Kafando souhaite que sa rue rougeâtre soit élégante, quand ses partenaires d’affaires viendront le voir. Pour cela, il n’y a qu’une option : balayer tous ces misérables débrouillards qui obstruent ses lignes parallèles. Notre chef d’entreprises téléphone la Direction de la Salubrité Publique et de l’Hygiène de Ouagadougou pour lui soumettre sa doléance. Doléance ? On dirait un ordre, tellement les Agents d’Hygiène se montrent dociles et prompts à se mettre à exécution. Tout de suite, ils décident du jour où ils doivent venir chasser les artisans anarchiquement installés. Kafando leur souffle qu’il ne faut surtout pas qu’on sache que c’est lui l’instigateur. C’est vrai qu’il est puissant dans ce pays, mais il n’y a vraiment pas d’intérêt à montrer à ces pauvres « djôsseurs » qu’il a été à l’origine de leurs déguerpissements.
Le mardi, jour J de l’arrivée des commandos du service d’Hygiène publique, Kafando reçoit un appel de confirmation. L’opération aura lieu à 11 heures.
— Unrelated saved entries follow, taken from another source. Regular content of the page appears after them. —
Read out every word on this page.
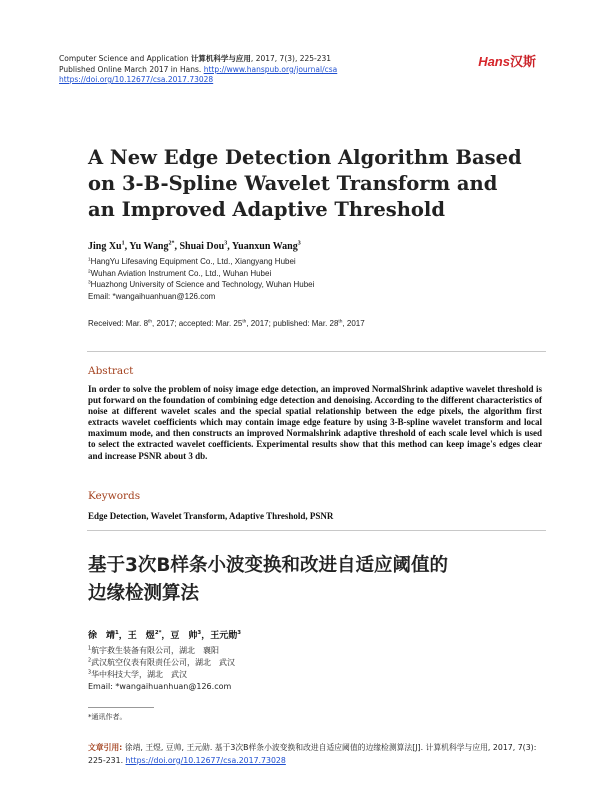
Computer Science and Application 计算机科学与应用, 2017, 7(3), 225-231
Published Online March 2017 in Hans. http://www.hanspub.org/journal/csa
https://doi.org/10.12677/csa.2017.73028
Hans汉斯
A New Edge Detection Algorithm Based on 3-B-Spline Wavelet Transform and an Improved Adaptive Threshold
Jing Xu$^1$, Yu Wang$^{2*}$, Shuai Dou$^3$, Yuanxun Wang$^3$
$^1$HangYu Lifesaving Equipment Co., Ltd., Xiangyang Hubei
$^2$Wuhan Aviation Instrument Co., Ltd., Wuhan Hubei
$^3$Huazhong University of Science and Technology, Wuhan Hubei
Email: *wangaihuanhuan@126.com
Received: Mar. 8th, 2017; accepted: Mar. 25th, 2017; published: Mar. 28th, 2017
Abstract
In order to solve the problem of noisy image edge detection, an improved NormalShrink adaptive wavelet threshold is put forward on the foundation of combining edge detection and denoising. According to the different characteristics of noise at different wavelet scales and the special spatial relationship between the edge pixels, the algorithm first extracts wavelet coefficients which may contain image edge feature by using 3-B-spline wavelet transform and local maximum mode, and then constructs an improved Normalshrink adaptive threshold of each scale level which is used to select the extracted wavelet coefficients. Experimental results show that this method can keep image's edges clear and increase PSNR about 3 db.
Keywords
Edge Detection, Wavelet Transform, Adaptive Threshold, PSNR
基于3次B样条小波变换和改进自适应阈值的
边缘检测算法
徐　靖$^1$，王　煜$^{2*}$，豆　帅$^3$，王元勋$^3$
$^1$航宇救生装备有限公司，湖北　襄阳
$^2$武汉航空仪表有限责任公司，湖北　武汉
$^3$华中科技大学，湖北　武汉
Email: *wangaihuanhuan@126.com
*通讯作者。
文章引用: 徐靖, 王煜, 豆帅, 王元勋. 基于3次B样条小波变换和改进自适应阈值的边缘检测算法[J]. 计算机科学与应用, 2017, 7(3): 225-231. https://doi.org/10.12677/csa.2017.73028
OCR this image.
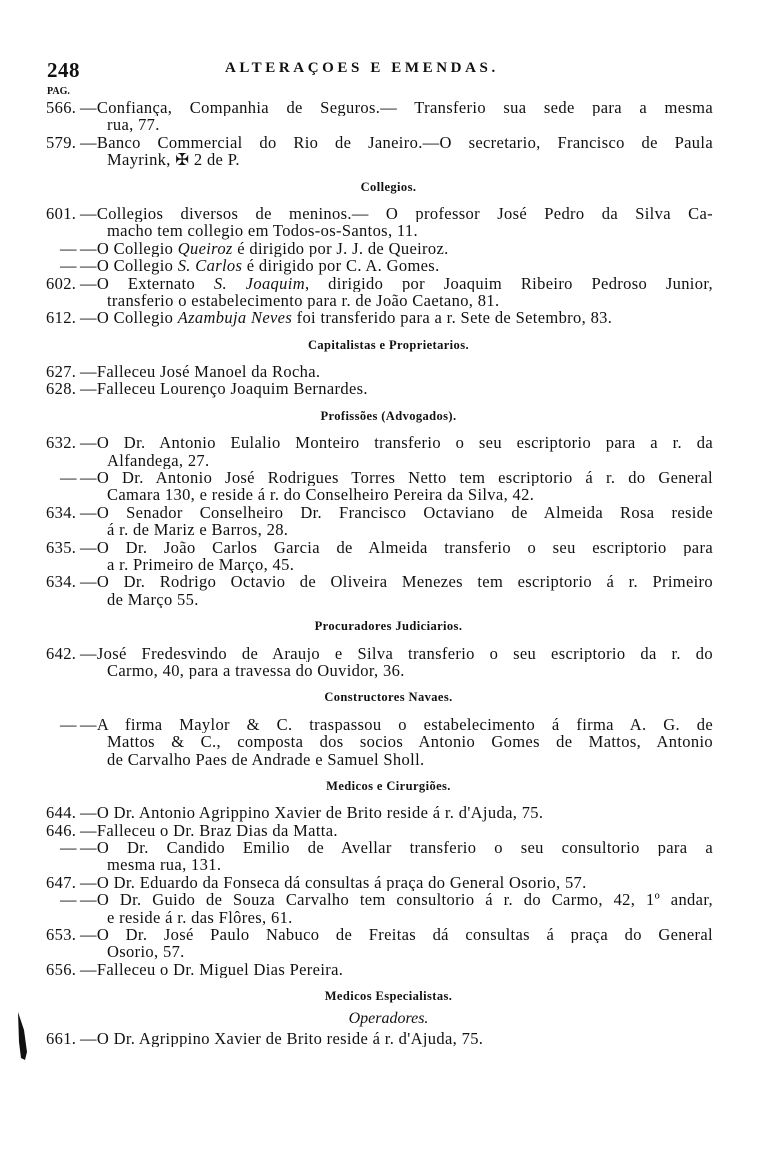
248	ALTERAÇOES E EMENDAS.
PAG.
566. —Confiança, Companhia de Seguros.— Transferio sua sede para a mesma
rua, 77.
579. —Banco Commercial do Rio de Janeiro.—O secretario, Francisco de Paula
Mayrink, ✠ 2 de P.
Collegios.
601. —Collegios diversos de meninos.— O professor José Pedro da Silva Ca-
macho tem collegio em Todos-os-Santos, 11.
— —O Collegio Queiroz é dirigido por J. J. de Queiroz.
— —O Collegio S. Carlos é dirigido por C. A. Gomes.
602. —O Externato S. Joaquim, dirigido por Joaquim Ribeiro Pedroso Junior,
transferio o estabelecimento para r. de João Caetano, 81.
612. —O Collegio Azambuja Neves foi transferido para a r. Sete de Setembro, 83.
Capitalistas e Proprietarios.
627. —Falleceu José Manoel da Rocha.
628. —Falleceu Lourenço Joaquim Bernardes.
Profissões (Advogados).
632. —O Dr. Antonio Eulalio Monteiro transferio o seu escriptorio para a r. da
Alfandega, 27.
— —O Dr. Antonio José Rodrigues Torres Netto tem escriptorio á r. do General
Camara 130, e reside á r. do Conselheiro Pereira da Silva, 42.
634. —O Senador Conselheiro Dr. Francisco Octaviano de Almeida Rosa reside
á r. de Mariz e Barros, 28.
635. —O Dr. João Carlos Garcia de Almeida transferio o seu escriptorio para
a r. Primeiro de Março, 45.
634. —O Dr. Rodrigo Octavio de Oliveira Menezes tem escriptorio á r. Primeiro
de Março 55.
Procuradores Judiciarios.
642. —José Fredesvindo de Araujo e Silva transferio o seu escriptorio da r. do
Carmo, 40, para a travessa do Ouvidor, 36.
Constructores Navaes.
— —A firma Maylor & C. traspassou o estabelecimento á firma A. G. de
Mattos & C., composta dos socios Antonio Gomes de Mattos, Antonio
de Carvalho Paes de Andrade e Samuel Sholl.
Medicos e Cirurgiões.
644. —O Dr. Antonio Agrippino Xavier de Brito reside á r. d'Ajuda, 75.
646. —Falleceu o Dr. Braz Dias da Matta.
— —O Dr. Candido Emilio de Avellar transferio o seu consultorio para a
mesma rua, 131.
647. —O Dr. Eduardo da Fonseca dá consultas á praça do General Osorio, 57.
— —O Dr. Guido de Souza Carvalho tem consultorio á r. do Carmo, 42, 1º andar,
e reside á r. das Flôres, 61.
653. —O Dr. José Paulo Nabuco de Freitas dá consultas á praça do General
Osorio, 57.
656. —Falleceu o Dr. Miguel Dias Pereira.
Medicos Especialistas.
Operadores.
661. —O Dr. Agrippino Xavier de Brito reside á r. d'Ajuda, 75.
À 10 heures, à bord de sa voiture, notre chef d’entreprises est au carrefour de sa rue jaune-brune. Alors qu’il veut accélérer pour se rendre à l’immeuble de sa société, il aperçoit sur son côté gauche le cordonnier en train de s’entretenir avec une écolière de 9 ans, montrant des étincelles de grande complicité. Il descend la vitre et observe. Le cordonnier, la peau fissurée, les mains rugueuses, tend des cahiers et des livres neufs à la petite fille. Celle-ci sourit, heureuse d’avoir de nouvelles fournitures à la faveur de la rentrée scolaire. Kafando est ému par la scène qui témoigne de la responsabilité d’un père à l’égard de sa fille… N’est-ce pas grâce à son activité dans cette rue en terre que le cordonnier parvient à s’occuper de son enfant, de sa famille, et dans la même vague, tous les autres travailleurs de ce segment qui lui ressemblent et qui veillent également sur les leurs ?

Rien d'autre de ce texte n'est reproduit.